How could this problem affect us? Some say that it won't have any affect. These people believe that all the programs will be fixed in time, or that the resulting problems won't have any lasting effect. On the other hand, there are groups of people who think that this is going to be the end of the world as we know it. These people think that there will be no electricity or water, banks will fail and civilization will collapse. I don't subscribe to either of these situations. I believe in the middle ground: There will be some problems, but the world will continue on with, at most, a small ripple in day-to-day life.
The media would have it that if your personal computer isn't Y2K-compliant, it will fail to operate altogether on January 1, 2000. This idea stems from the fact that some computers will not boot if the current date is earlier than a certain operating-system date. This is not a fabrication, though it might sound like one. I have read that some early Macintosh computers will have this problem. I'm sure that it isn't limited to the Mac, but it will certainly not affect your Amiga computer. If you wake up on January 1, all dreary-eyed after a long night out celebrating the new millennium, expecting no problems when you turn on your Amiga to write a letter to dear old Grandma, you'll have no problems. There will be no date-related boot problems.
Will our Amiga computers ever be affected by this problem? Depending on which version of the AmigaOS you are running, the answer could be "Yes." Amiga, Inc. set up a web page to comply with the Information and Readiness Disclosure Act of 1998, a U.S. statute enacted on October 19, 1998. I will summarize Amiga Inc's article below. To read the complete document, visit Amiga, Inc. online at:
In a similar fashion to how Unix sets the correct time (but not the way any human would), AmigaOS measures time in the number of seconds that have elapsed since January 1, 1978 (known as the "epoch"). The Amiga did not have a way for the programmer to convert the number of seconds passed since the epoch until AmigaOS 2.0 was introduced. Thus, older software that was created with a less-than-perfect conversion process may not function correctly. It is important to note that this is not the fault of AmigaOS.
If there's no battery-backed clock in your Amiga, and you don't enter the current time upon system start-up, then AmigaOS gets the time from the most recent file on your boot volume. This obviously does not lead to an accurate clock; and if there's no file available for reference, the default time is January 1, 1978.
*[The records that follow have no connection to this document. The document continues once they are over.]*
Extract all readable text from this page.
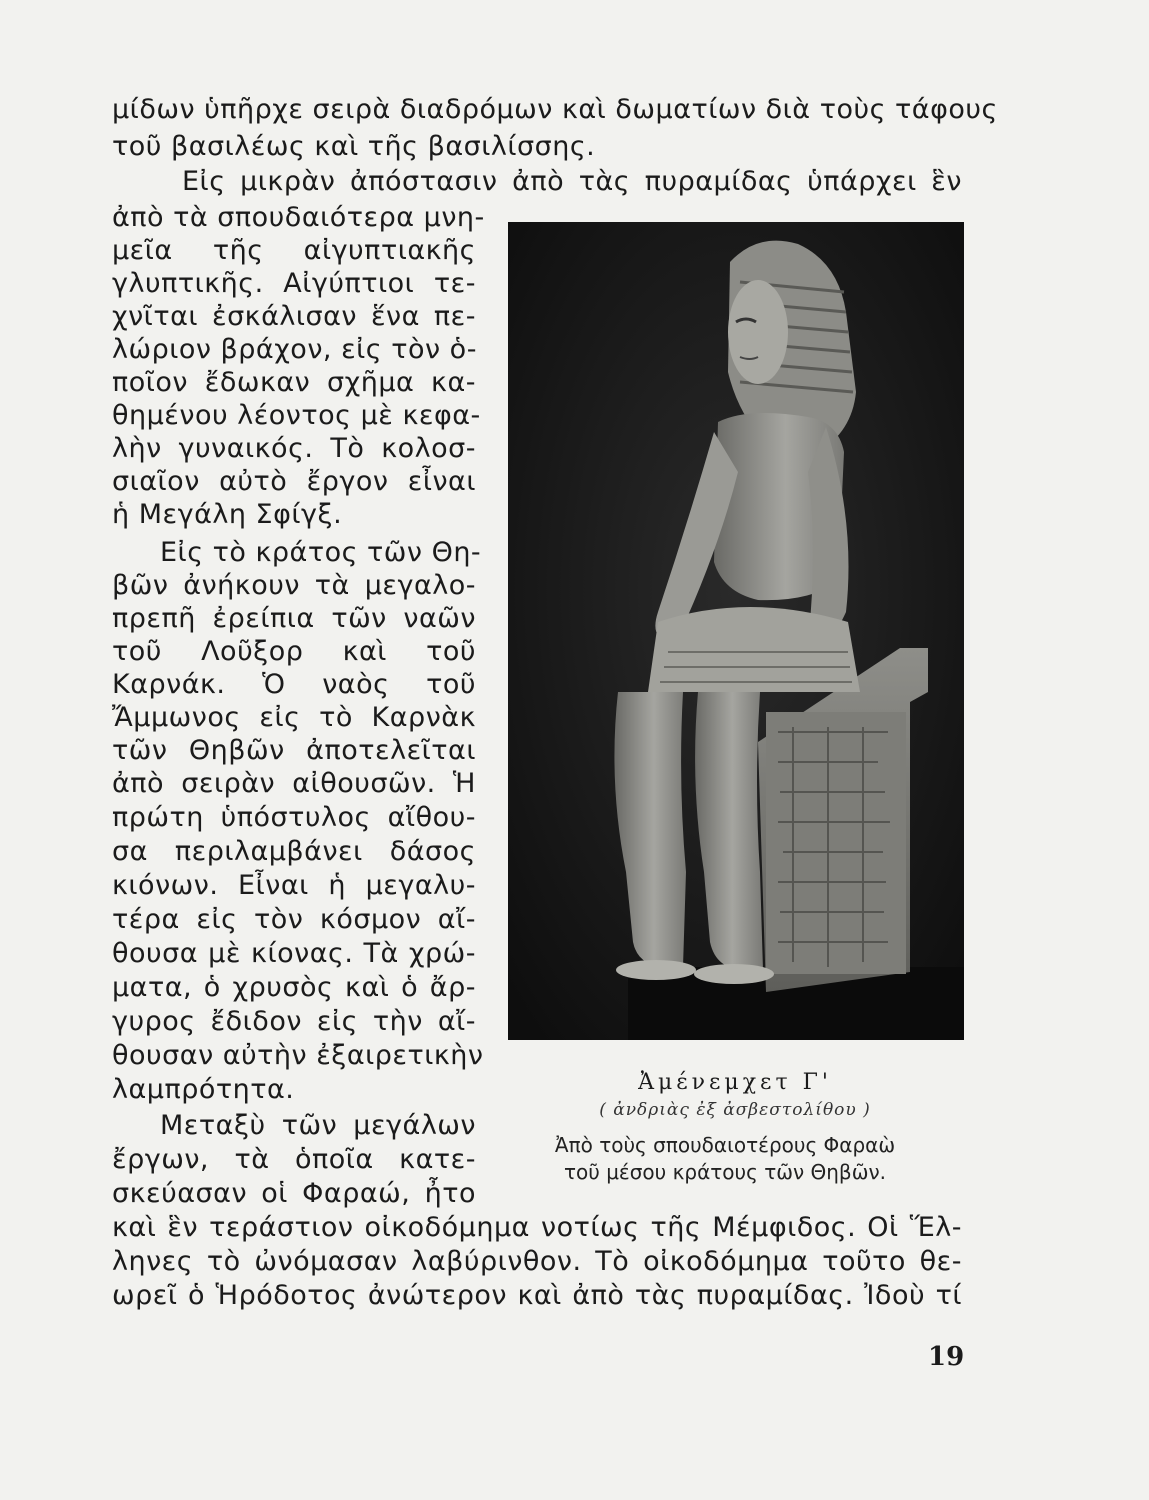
μίδων ὑπῆρχε σειρὰ διαδρόμων καὶ δωματίων διὰ τοὺς τάφους
τοῦ βασιλέως καὶ τῆς βασιλίσσης.
Εἰς μικρὰν ἀπόστασιν ἀπὸ τὰς πυραμίδας ὑπάρχει ἓν
ἀπὸ τὰ σπουδαιότερα μνη-
μεῖα τῆς αἰγυπτιακῆς
γλυπτικῆς. Αἰγύπτιοι τε-
χνῖται ἐσκάλισαν ἕνα πε-
λώριον βράχον, εἰς τὸν ὁ-
ποῖον ἔδωκαν σχῆμα κα-
θημένου λέοντος μὲ κεφα-
λὴν γυναικός. Τὸ κολοσ-
σιαῖον αὐτὸ ἔργον εἶναι
ἡ Μεγάλη Σφίγξ.
Εἰς τὸ κράτος τῶν Θη-
βῶν ἀνήκουν τὰ μεγαλο-
πρεπῆ ἐρείπια τῶν ναῶν
τοῦ Λοῦξορ καὶ τοῦ
Καρνάκ. Ὁ ναὸς τοῦ
Ἄμμωνος εἰς τὸ Καρνὰκ
τῶν Θηβῶν ἀποτελεῖται
ἀπὸ σειρὰν αἰθουσῶν. Ἡ
πρώτη ὑπόστυλος αἴθου-
σα περιλαμβάνει δάσος
κιόνων. Εἶναι ἡ μεγαλυ-
τέρα εἰς τὸν κόσμον αἴ-
θουσα μὲ κίονας. Τὰ χρώ-
ματα, ὁ χρυσὸς καὶ ὁ ἄρ-
γυρος ἔδιδον εἰς τὴν αἴ-
θουσαν αὐτὴν ἐξαιρετικὴν
λαμπρότητα.
Μεταξὺ τῶν μεγάλων
ἔργων, τὰ ὁποῖα κατε-
σκεύασαν οἱ Φαραώ, ἦτο
καὶ ἓν τεράστιον οἰκοδόμημα νοτίως τῆς Μέμφιδος. Οἱ Ἕλ-
ληνες τὸ ὠνόμασαν λαβύρινθον. Τὸ οἰκοδόμημα τοῦτο θε-
ωρεῖ ὁ Ἡρόδοτος ἀνώτερον καὶ ἀπὸ τὰς πυραμίδας. Ἰδοὺ τί
Ἀμένεμχετ Γ'
( ἀνδριὰς ἐξ ἀσβεστολίθου )
Ἀπὸ τοὺς σπουδαιοτέρους Φαραὼ
τοῦ μέσου κράτους τῶν Θηβῶν.
19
When the time is set from AmigaDOS, it is entered in a two-digit format. This might lead you to believe that 00 means 1900, but it doesn't! This is because the Amiga uses the following rules in all versions of AmigaDOS, and Versions 1.1 through 1.3 of the Workbench GUI:
This means that the Amiga has no truly equivalent Y2K problem to that of, say, an IBM clone. The year can be set from 1978-2077. The Workbench 2.0 clockeditor allows dates within the range of 1978-2113. Workbench 2.1 allows dates within 1991-2099.
Of course, that just had to be too good to be true. From the above information, it would seem that we Amiga owners have nothing to worry about until 2077. But that isn't the case. There are four errors that might occur; two only affect certain releases of the OS.
While AmigaOS will be pretty safe until 2046, that doesn't mean that all of the software you are using is compliant. It just means that the operating system is okay. It is important to remember that not all software uses the system date in the first place.
The only way to be sure that you are safe from problems is to go through the software that you use and try entering dates that might not be compliant. If an error occurs, then it is time to upgrade that software.
The people at Commodore did an admirable job of keeping us Amiga users relatively safe from the year-2000 bugs; but in the end, it is up to you to assess whether or not your Amiga is Y2K-compliant.